The Trump administration lifted export restrictions on Anthropic's Claude Fable 5 and Claude Mythos 5 after Anthropic committed to stronger safeguards, resolving a dispute over jailbreak vulnerabilities. Separately, Anthropic launched Claude Sonnet 5, a mid-tier agentic model priced at $2/$10 per million tokens through August 2026, and Claude Science, a unified research workbench for life sciences integrating PubMed, Jupyter, and HPC cluster access. The newsletter also covers Google's Nano Banana 2 Lite image model and Gemini Omni Flash video model, and Cognition's Devin Fusion multi-model routing system claiming 35% cost reduction versus GPT-5.5 and Opus 4.8.
Anthropic has re-deployed Claude Fable 5 globally and published detailed documentation of its cybersecurity safety classifiers, which categorize uses into prohibited, high-risk dual use, low-risk dual use, and benign tiers. The post also introduces an early-draft jailbreak severity framework developed with Glasswing partners, intended to give AI developers and governments a shared vocabulary for describing jailbreak risk levels. Anthropic is soliciting public feedback on the framework and has launched a HackerOne bug bounty program for cyber jailbreaks in Fable 5. The disclosure is notable for its specificity about classifier design trade-offs, including the deliberate 'safety margin' that accepts higher false-positive rates to reduce harmful outputs.
Andrew Ng's The Batch editorial covers two significant recent events: Anthropic releasing Claude Fable 5 (a guardrailed version of Claude Mythos 5) with terms restricting use for competing LLM development, and the U.S. Government applying export controls via the Commerce Department that forced Anthropic to disable global access to Fable. Ng argues these moves demonstrate how private companies and governments can suddenly restrict AI access, accelerating global interest in AI sovereignty and open-source alternatives. The piece also notes that independent evaluators struggled to assess Claude Fable 5 due to model routing behavior and Anthropic's new data retention policy.
Zvi Mowshowitz's commentary describes a scenario in which Anthropic was forced by the US government to take down Claude Fable 5 only three days after release, following a jailbreak disclosure. The piece covers capability assessments of Claude Fable 5 and Mythos 5. The government-mandated withdrawal of a frontier model would represent a significant regulatory and safety precedent if accurate.
Anthropic has published a 244-page model card for Claude Mythos Preview, a large language model not yet commercially available, which broadly outperforms Claude Opus 4.6 and is described as 'strikingly capable' at identifying and exploiting code vulnerabilities.
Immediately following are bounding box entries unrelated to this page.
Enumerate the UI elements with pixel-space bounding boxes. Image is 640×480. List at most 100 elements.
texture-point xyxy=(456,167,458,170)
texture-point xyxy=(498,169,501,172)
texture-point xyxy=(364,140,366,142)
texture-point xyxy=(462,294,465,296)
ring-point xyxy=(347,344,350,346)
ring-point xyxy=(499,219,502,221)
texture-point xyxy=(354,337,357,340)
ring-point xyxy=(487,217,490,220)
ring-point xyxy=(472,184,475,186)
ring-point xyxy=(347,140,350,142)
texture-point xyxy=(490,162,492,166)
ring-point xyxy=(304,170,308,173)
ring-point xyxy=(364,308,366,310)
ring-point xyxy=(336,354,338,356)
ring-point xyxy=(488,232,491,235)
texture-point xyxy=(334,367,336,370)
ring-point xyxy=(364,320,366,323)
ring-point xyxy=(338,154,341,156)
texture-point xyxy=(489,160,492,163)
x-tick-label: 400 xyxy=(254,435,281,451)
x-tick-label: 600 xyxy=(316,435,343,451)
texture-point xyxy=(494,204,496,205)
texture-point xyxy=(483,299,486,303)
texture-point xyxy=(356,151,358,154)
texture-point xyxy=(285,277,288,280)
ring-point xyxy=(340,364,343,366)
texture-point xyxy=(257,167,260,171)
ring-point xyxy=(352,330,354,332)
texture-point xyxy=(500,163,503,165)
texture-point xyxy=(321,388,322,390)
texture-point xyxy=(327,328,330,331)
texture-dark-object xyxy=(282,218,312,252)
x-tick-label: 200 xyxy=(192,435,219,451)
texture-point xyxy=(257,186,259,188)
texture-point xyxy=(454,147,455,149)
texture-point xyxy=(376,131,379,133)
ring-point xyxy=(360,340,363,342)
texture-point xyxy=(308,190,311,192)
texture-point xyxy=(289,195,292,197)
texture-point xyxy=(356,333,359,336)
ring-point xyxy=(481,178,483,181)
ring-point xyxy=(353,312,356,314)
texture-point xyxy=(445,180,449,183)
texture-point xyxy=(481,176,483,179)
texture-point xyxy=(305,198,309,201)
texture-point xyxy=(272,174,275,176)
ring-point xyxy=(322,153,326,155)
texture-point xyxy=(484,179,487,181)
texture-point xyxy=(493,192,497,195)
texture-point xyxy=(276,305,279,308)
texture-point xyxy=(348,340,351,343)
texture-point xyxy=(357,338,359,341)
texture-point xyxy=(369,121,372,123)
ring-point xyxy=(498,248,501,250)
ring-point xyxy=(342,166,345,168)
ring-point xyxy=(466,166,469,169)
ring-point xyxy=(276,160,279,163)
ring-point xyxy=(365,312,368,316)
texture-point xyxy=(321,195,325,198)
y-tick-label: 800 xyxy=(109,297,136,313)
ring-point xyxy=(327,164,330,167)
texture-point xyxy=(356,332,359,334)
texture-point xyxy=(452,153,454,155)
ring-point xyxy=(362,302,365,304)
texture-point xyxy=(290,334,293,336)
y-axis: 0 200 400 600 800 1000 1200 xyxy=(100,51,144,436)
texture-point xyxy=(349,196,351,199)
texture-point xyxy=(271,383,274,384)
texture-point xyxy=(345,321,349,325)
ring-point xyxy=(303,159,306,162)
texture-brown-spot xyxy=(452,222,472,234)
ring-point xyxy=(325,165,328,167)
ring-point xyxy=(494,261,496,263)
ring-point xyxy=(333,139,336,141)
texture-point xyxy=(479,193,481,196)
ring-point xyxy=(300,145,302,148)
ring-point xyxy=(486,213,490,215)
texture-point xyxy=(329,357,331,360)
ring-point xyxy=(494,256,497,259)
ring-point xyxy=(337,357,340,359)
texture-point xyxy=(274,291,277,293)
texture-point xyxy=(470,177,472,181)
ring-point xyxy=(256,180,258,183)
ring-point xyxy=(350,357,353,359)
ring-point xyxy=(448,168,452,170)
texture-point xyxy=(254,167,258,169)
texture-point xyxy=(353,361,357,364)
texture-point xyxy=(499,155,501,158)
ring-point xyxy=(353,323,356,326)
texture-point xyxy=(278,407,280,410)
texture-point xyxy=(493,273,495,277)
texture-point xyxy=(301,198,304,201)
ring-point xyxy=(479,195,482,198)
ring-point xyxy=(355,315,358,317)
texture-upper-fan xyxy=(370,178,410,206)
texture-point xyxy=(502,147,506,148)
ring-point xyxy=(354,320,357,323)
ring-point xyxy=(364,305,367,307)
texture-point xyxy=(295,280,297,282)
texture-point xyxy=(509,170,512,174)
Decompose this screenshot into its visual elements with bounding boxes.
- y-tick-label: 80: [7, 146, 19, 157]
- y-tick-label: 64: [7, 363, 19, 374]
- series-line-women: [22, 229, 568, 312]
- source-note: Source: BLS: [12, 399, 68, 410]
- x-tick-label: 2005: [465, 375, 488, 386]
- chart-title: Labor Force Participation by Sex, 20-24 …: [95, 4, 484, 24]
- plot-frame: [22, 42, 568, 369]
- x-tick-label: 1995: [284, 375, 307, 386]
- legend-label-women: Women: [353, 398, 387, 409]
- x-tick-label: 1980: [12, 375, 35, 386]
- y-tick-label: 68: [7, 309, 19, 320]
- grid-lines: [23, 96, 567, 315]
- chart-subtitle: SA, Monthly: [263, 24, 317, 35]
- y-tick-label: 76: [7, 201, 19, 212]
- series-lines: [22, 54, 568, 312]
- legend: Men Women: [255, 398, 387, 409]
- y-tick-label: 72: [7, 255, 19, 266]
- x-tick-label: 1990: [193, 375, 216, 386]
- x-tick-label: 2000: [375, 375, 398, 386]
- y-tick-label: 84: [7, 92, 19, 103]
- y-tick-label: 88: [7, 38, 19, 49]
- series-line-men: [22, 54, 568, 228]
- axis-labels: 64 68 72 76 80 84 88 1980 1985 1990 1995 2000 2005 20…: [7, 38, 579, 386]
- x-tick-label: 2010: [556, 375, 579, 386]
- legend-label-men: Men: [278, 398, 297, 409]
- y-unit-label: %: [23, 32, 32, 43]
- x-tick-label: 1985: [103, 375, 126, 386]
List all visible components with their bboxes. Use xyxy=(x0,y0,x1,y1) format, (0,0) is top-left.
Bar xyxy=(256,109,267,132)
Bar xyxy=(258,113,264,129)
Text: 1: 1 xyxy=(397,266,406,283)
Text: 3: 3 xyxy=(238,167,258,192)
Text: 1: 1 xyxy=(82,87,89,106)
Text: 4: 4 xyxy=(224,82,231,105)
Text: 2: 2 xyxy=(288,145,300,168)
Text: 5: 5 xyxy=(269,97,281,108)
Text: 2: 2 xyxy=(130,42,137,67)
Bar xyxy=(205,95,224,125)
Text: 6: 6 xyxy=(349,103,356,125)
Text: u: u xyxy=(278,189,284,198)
To mitigate risks before potential release, Anthropic assembled Project Glasswing, a consortium including AWS, Apple, Google, Microsoft, CrowdStrike, Nvidia, and 40+ other organizations, funded with $100 million in API credits and $4 million in open-source security donations. This marks the first time Anthropic has published a model card without making the model commercially available, signaling an unusual safety-first deployment posture. The issue also includes commentary from Andrew Ng on AI's impact on software engineering jobs, arguing against an 'AI jobpocalypse' narrative.